So-called moderate Democrats in New Jersey and New York are flocking to the self-funded candidacy of billionaire Michael Bloomberg, pausing hardly at all, it seems, to consider — or remember — the suspect policies, especially in the realm of civil rights, that were so deeply troubling and that he fully supported during his long tenure as New York City mayor.

Two of these policies stand out as especially egregious: the so-called "stop and frisk" crime fighting strategy aimed primarily at young men of color, whereby they were routinely detained by police and searched for weapons and drugs; and the New York Police Department's sweeping, yearslong surveillance program in Muslim neighborhoods that spread into New Jersey and caused all manner of havoc and anxiety in Paterson, New Brunswick and elsewhere.

Indeed, the Muslim surveillance, carried out by the NYPD on mosques, bakeries and even university student centers during the Bloomberg years as mayor, and the stop-and-frisk policies are, in actuality, not so far removed from President Donald Trump's current policy toward undocumented immigrants, or his travel ban on people from "Muslim" countries.

They all smack of racial, ethnic or religious "profiling," which goes against the spirit, if not the letter, of the Constitution.

"Mr. Bloomberg's and Mr. Trump's actions are hand-in-glove the same thing," Army Sgt. Syed Farhaj Hassan, a Middlesex County resident and decorated Iraq war veteran, said in an interview with NorthJersey.com and the USA Today Network New Jersey. Hassan said Bloomberg's actions are "still causing issues between Muslim communities and law enforcement."

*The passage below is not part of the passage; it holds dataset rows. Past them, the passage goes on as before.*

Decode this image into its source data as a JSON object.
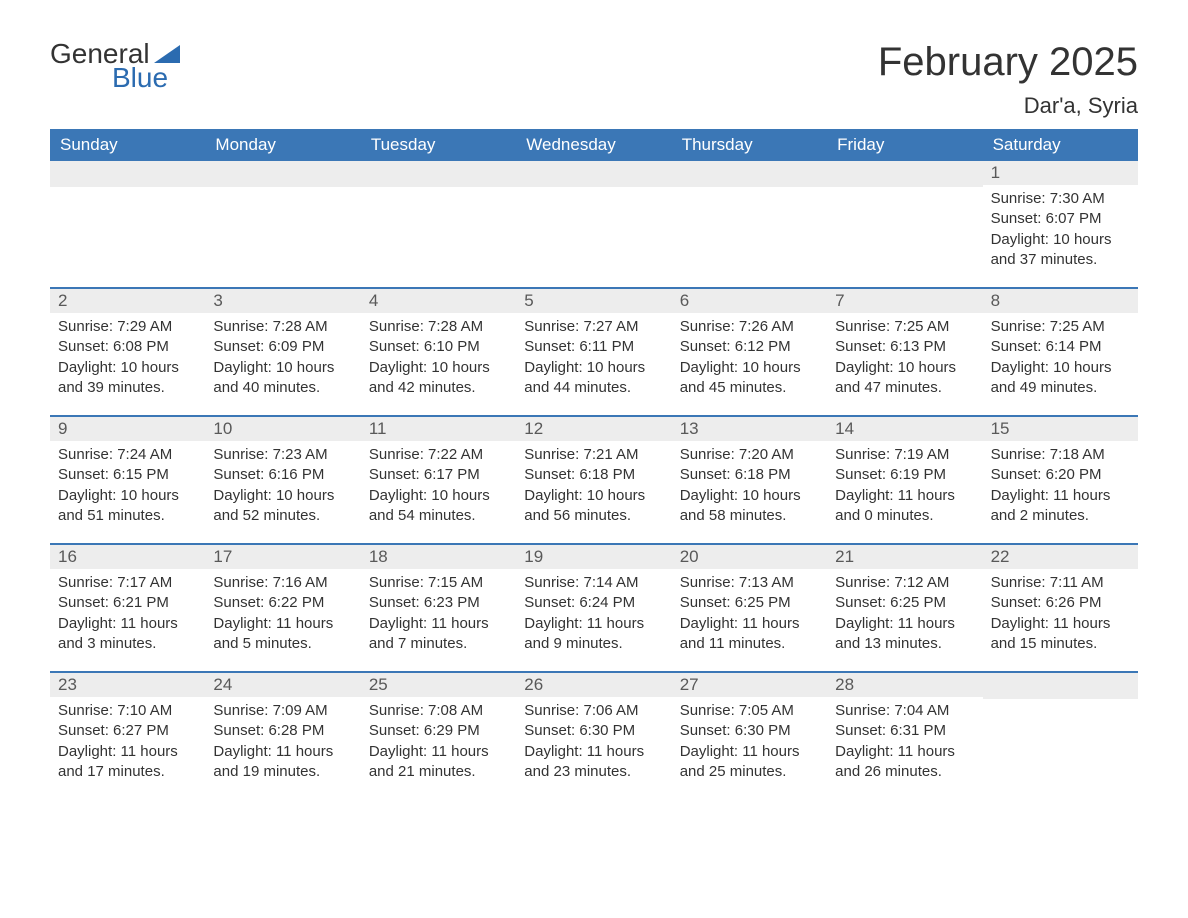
{
  "logo": {
    "general": "General",
    "blue": "Blue",
    "tri_color": "#2b6bb0"
  },
  "title": "February 2025",
  "location": "Dar'a, Syria",
  "colors": {
    "header_bg": "#3b77b6",
    "header_text": "#ffffff",
    "daynum_bg": "#ededed",
    "daynum_text": "#595959",
    "row_border": "#3b77b6",
    "body_text": "#333333",
    "page_bg": "#ffffff"
  },
  "weekdays": [
    "Sunday",
    "Monday",
    "Tuesday",
    "Wednesday",
    "Thursday",
    "Friday",
    "Saturday"
  ],
  "weeks": [
    [
      null,
      null,
      null,
      null,
      null,
      null,
      {
        "n": "1",
        "sr": "Sunrise: 7:30 AM",
        "ss": "Sunset: 6:07 PM",
        "dl": "Daylight: 10 hours and 37 minutes."
      }
    ],
    [
      {
        "n": "2",
        "sr": "Sunrise: 7:29 AM",
        "ss": "Sunset: 6:08 PM",
        "dl": "Daylight: 10 hours and 39 minutes."
      },
      {
        "n": "3",
        "sr": "Sunrise: 7:28 AM",
        "ss": "Sunset: 6:09 PM",
        "dl": "Daylight: 10 hours and 40 minutes."
      },
      {
        "n": "4",
        "sr": "Sunrise: 7:28 AM",
        "ss": "Sunset: 6:10 PM",
        "dl": "Daylight: 10 hours and 42 minutes."
      },
      {
        "n": "5",
        "sr": "Sunrise: 7:27 AM",
        "ss": "Sunset: 6:11 PM",
        "dl": "Daylight: 10 hours and 44 minutes."
      },
      {
        "n": "6",
        "sr": "Sunrise: 7:26 AM",
        "ss": "Sunset: 6:12 PM",
        "dl": "Daylight: 10 hours and 45 minutes."
      },
      {
        "n": "7",
        "sr": "Sunrise: 7:25 AM",
        "ss": "Sunset: 6:13 PM",
        "dl": "Daylight: 10 hours and 47 minutes."
      },
      {
        "n": "8",
        "sr": "Sunrise: 7:25 AM",
        "ss": "Sunset: 6:14 PM",
        "dl": "Daylight: 10 hours and 49 minutes."
      }
    ],
    [
      {
        "n": "9",
        "sr": "Sunrise: 7:24 AM",
        "ss": "Sunset: 6:15 PM",
        "dl": "Daylight: 10 hours and 51 minutes."
      },
      {
        "n": "10",
        "sr": "Sunrise: 7:23 AM",
        "ss": "Sunset: 6:16 PM",
        "dl": "Daylight: 10 hours and 52 minutes."
      },
      {
        "n": "11",
        "sr": "Sunrise: 7:22 AM",
        "ss": "Sunset: 6:17 PM",
        "dl": "Daylight: 10 hours and 54 minutes."
      },
      {
        "n": "12",
        "sr": "Sunrise: 7:21 AM",
        "ss": "Sunset: 6:18 PM",
        "dl": "Daylight: 10 hours and 56 minutes."
      },
      {
        "n": "13",
        "sr": "Sunrise: 7:20 AM",
        "ss": "Sunset: 6:18 PM",
        "dl": "Daylight: 10 hours and 58 minutes."
      },
      {
        "n": "14",
        "sr": "Sunrise: 7:19 AM",
        "ss": "Sunset: 6:19 PM",
        "dl": "Daylight: 11 hours and 0 minutes."
      },
      {
        "n": "15",
        "sr": "Sunrise: 7:18 AM",
        "ss": "Sunset: 6:20 PM",
        "dl": "Daylight: 11 hours and 2 minutes."
      }
    ],
    [
      {
        "n": "16",
        "sr": "Sunrise: 7:17 AM",
        "ss": "Sunset: 6:21 PM",
        "dl": "Daylight: 11 hours and 3 minutes."
      },
      {
        "n": "17",
        "sr": "Sunrise: 7:16 AM",
        "ss": "Sunset: 6:22 PM",
        "dl": "Daylight: 11 hours and 5 minutes."
      },
      {
        "n": "18",
        "sr": "Sunrise: 7:15 AM",
        "ss": "Sunset: 6:23 PM",
        "dl": "Daylight: 11 hours and 7 minutes."
      },
      {
        "n": "19",
        "sr": "Sunrise: 7:14 AM",
        "ss": "Sunset: 6:24 PM",
        "dl": "Daylight: 11 hours and 9 minutes."
      },
      {
        "n": "20",
        "sr": "Sunrise: 7:13 AM",
        "ss": "Sunset: 6:25 PM",
        "dl": "Daylight: 11 hours and 11 minutes."
      },
      {
        "n": "21",
        "sr": "Sunrise: 7:12 AM",
        "ss": "Sunset: 6:25 PM",
        "dl": "Daylight: 11 hours and 13 minutes."
      },
      {
        "n": "22",
        "sr": "Sunrise: 7:11 AM",
        "ss": "Sunset: 6:26 PM",
        "dl": "Daylight: 11 hours and 15 minutes."
      }
    ],
    [
      {
        "n": "23",
        "sr": "Sunrise: 7:10 AM",
        "ss": "Sunset: 6:27 PM",
        "dl": "Daylight: 11 hours and 17 minutes."
      },
      {
        "n": "24",
        "sr": "Sunrise: 7:09 AM",
        "ss": "Sunset: 6:28 PM",
        "dl": "Daylight: 11 hours and 19 minutes."
      },
      {
        "n": "25",
        "sr": "Sunrise: 7:08 AM",
        "ss": "Sunset: 6:29 PM",
        "dl": "Daylight: 11 hours and 21 minutes."
      },
      {
        "n": "26",
        "sr": "Sunrise: 7:06 AM",
        "ss": "Sunset: 6:30 PM",
        "dl": "Daylight: 11 hours and 23 minutes."
      },
      {
        "n": "27",
        "sr": "Sunrise: 7:05 AM",
        "ss": "Sunset: 6:30 PM",
        "dl": "Daylight: 11 hours and 25 minutes."
      },
      {
        "n": "28",
        "sr": "Sunrise: 7:04 AM",
        "ss": "Sunset: 6:31 PM",
        "dl": "Daylight: 11 hours and 26 minutes."
      },
      null
    ]
  ]
}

As for stop-and-frisk, a policy Bloomberg defended for years, and for which he issued what seemed a heartfelt apology last November, many Democratic politicians across New Jersey seem willing to forgive, forget and move on, citing, if not audibly then at least in private, that ever-operative word, most well-worn in the Democrats' 2020 playbook: "electability."

"My concern is that we have to beat Donald Trump," acknowledged Paterson Mayor Andre Sayegh, whose city is home to thousands of practicing Muslims.

"I think 'stop and frisk' was wrong, and that's looking at it through the lens of being a father who has four sons who walk out the house on any given day with a hoodie and backpack," said LeRoy Jones, the Essex County Democratic Party chairman, who is black.

However, as Jones told a columnist, he was impressed that Bloomberg admitted he was wrong, "something that is not the norm in our business."

Certainly, Bloomberg has appeal for Democrats who carry the "moderate" banner in New Jersey, and who believe they will need a strong name at the top of the ticket to help carry the day in November. The fact that the well-funded latecomer speaks with authority on gun control, climate change and economic revival that targets both working-class families and low-income communities may be commendable, but it doesn't represent the whole picture.

Democrats who clamber aboard the Bloomberg train so early in the process, perceiving him as the "only one who can beat Trump," would do well to study up and be prepared to defend the former mayor's full record — including these odious law enforcement policies that he endorsed, time and again, and which left assorted scars across minority communities in the New York metro area that are only now beginning to heal.